COMMENTARY | At 38, as I write for a living in a small town called Knox, Ind., and work to wrap up the tail end of my bachelor degree in education and special education, I find myself asking if all this effort is worth it. I went to college to get a degree that meant I could serve the population I enjoy most: children in need. I was already debating my choice in degrees as soon as laws began to make teaching look more like a lifelong profession of never ending education with the only reward being intrinsic. Now, with the interest rates on student loans about to double, it's beginning to feel more like I worked myself into a bad situation than a solid career plan.
As a single parent, I've relied heavily on student loans to see me through my education. I didn't seek out student loans until the third semester at Ivy Tech, but since student loans saw me through my associate's degree and are currently seeing me through my bachelor's at WGU Indiana, I find them invaluable. However, my current student loan debt of $56,250 isn't going to serve me so well if I have to pay double the interest rate after graduation.
I compare the numbers to current mortgage interest rates. As of today, Wells Fargo offers interest rates as low as two and a quarter percent, which is already lower than my current student loan rate of almost three and a half percent. While other countries are providing free education, those that can't even afford a mortgage will be paying more for their education that they would a home in America!
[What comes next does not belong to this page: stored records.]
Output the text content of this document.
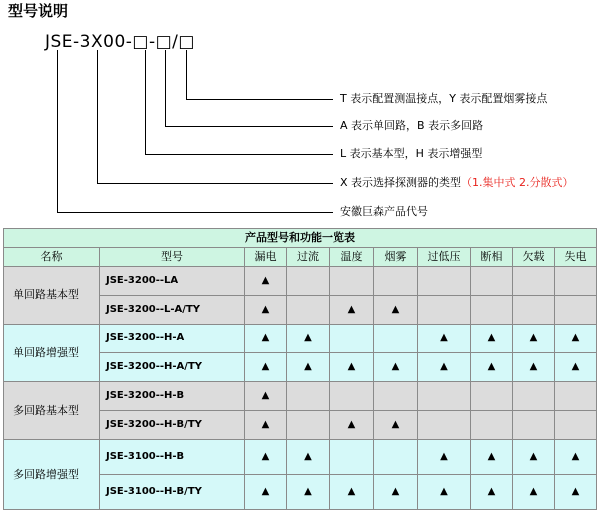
型号说明
JSE-3X00-□-□/□
T 表示配置测温接点，Y 表示配置烟雾接点
A 表示单回路，B 表示多回路
L 表示基本型，H 表示增强型
X 表示选择探测器的类型（1.集中式 2.分散式）
安徽巨森产品代号
产品型号和功能一览表									
名称	型号	漏电	过流	温度	烟雾	过低压	断相	欠载	失电
单回路基本型	JSE-3200--LA	▲							
	JSE-3200--L-A/TY	▲		▲	▲				
单回路增强型	JSE-3200--H-A	▲	▲			▲	▲	▲	▲
	JSE-3200--H-A/TY	▲	▲	▲	▲	▲	▲	▲	▲
多回路基本型	JSE-3200--H-B	▲							
	JSE-3200--H-B/TY	▲		▲	▲				
多回路增强型	JSE-3100--H-B	▲	▲			▲	▲	▲	▲
	JSE-3100--H-B/TY	▲	▲	▲	▲	▲	▲	▲	▲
President Obama has shown an interest in the decline of the middle and lower class. He tried to push through the Buffett Rule and now he's trying to prevent the further decline of the classes by calling upon Congress to leave student loan rates as they are. He might even give a strong push for student loan forgiveness, which I find to be ludicrous. His efforts to restore the existence of the middle class are admirable. Of course, I have to wonder, why sell education if you're going to forgive the loans that pay for it?
However, I remember that as a child I always behaved my best when I wanted something from my guardians. There is no part of me that doesn't see that same tactic being used by Obama. I am hopeful that the student loan rates stay where they are, but I won't be thanking the current president by giving him my vote based solely on the student loan rates.